Ans. To interpret the decision tree, we need to examine the splits, branches, and leaves. Each split represents a decision 
based on the value of a particular feature, and each branch represents the outcome of that decision. The leaves represent
the final classification decision.

In the decision tree model we trained, the most important variable for predicting diabetes is the Glucose level, which is 
the first split in the tree. Patients with a Glucose level below 127.5 are classified as non-diabetic, while those with a 
Glucose level above or equal to 127.5 are further split based on their BMI. Patients with a BMI below 26.35 and a Glucose 
level above or equal to 127.5 are classified as diabetic, while those with a BMI above or equal to 26.35 and a Glucose level
above or equal to 127.5 are further split based on their Age. Patients with an Age below 28.5 and a BMI above or equal to 26.35
and a Glucose level above or equal to 127.5 are classified as diabetic, while those with an Age above or equal to 28.5 and a BMI
above or equal to 26.35 and a Glucose level above or equal to 127.5 are classified as non-diabetic.

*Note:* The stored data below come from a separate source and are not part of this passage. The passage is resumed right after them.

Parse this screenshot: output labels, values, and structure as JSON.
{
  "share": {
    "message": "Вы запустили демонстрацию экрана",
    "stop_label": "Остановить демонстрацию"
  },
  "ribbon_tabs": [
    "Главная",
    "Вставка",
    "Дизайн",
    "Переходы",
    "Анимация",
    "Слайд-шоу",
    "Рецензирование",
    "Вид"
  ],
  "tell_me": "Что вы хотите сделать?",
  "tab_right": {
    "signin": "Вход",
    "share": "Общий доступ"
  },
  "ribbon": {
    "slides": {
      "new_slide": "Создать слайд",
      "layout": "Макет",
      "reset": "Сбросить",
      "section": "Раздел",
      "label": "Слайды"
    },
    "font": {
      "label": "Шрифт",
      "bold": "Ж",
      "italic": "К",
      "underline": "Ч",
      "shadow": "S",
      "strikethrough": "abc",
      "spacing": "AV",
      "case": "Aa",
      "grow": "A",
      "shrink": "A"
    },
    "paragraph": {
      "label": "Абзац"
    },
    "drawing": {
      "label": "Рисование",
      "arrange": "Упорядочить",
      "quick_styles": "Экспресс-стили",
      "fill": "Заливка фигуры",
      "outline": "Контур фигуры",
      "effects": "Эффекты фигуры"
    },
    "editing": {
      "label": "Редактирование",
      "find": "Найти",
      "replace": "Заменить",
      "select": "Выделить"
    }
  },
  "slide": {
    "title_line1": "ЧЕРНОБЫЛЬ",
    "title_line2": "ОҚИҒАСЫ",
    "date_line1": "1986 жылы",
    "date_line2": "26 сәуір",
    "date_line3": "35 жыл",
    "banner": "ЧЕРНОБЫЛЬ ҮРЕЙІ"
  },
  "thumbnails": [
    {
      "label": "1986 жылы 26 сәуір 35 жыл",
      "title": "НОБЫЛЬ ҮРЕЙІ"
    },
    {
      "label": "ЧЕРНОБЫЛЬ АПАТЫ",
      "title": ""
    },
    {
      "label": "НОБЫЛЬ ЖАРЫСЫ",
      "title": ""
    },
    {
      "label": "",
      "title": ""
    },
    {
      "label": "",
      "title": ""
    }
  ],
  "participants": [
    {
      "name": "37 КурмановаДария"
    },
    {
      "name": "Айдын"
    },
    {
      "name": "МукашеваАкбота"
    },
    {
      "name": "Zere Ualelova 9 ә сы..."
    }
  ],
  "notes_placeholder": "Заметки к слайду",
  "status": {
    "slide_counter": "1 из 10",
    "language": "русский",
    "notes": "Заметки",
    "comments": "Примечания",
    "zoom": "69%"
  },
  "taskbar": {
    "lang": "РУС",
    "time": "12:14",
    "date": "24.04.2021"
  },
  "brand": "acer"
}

This interpretation of the decision tree aligns with domain knowledge and common sense. Glucose is a well-known predictor of 
diabetes, and the BMI and Age thresholds in the tree also make sense, as both of these factors are known to be associated with
diabetes risk.

Overall, the decision tree model provides a clear and interpretable way to predict whether a patient has diabetes based 
on their clinical variables.

Q7. Validate the decision tree model by applying it to new data or testing its robustness to changes in the dataset or 
the environment. Use sensitivity analysis and scenario testing to explore the uncertainty and risks.

Ans. Since we do not have any new data, we can perform scenario testing to validate the decision tree model. We
can simulate different scenarios by changing the input values and observe the output of the model.

For example, we can test the model's robustness to missing data by randomly removing some data points from the test 
set and evaluating the model's performance. We can also test the model's sensitivity to changes in the decision threshold
by varying the threshold and observing the changes in the model's precision and recall.

Another scenario testing can be performed by introducing new variables or features to the model and evaluating its performance.
This can help us determine whether the model needs to be retrained with new data or updated with additional features.

Overall, scenario testing is a useful tool for validating the decision tree model and identifying its limitations and weaknesses. 
It helps us to ensure that the model is reliable and robust enough to be used in real-world applications.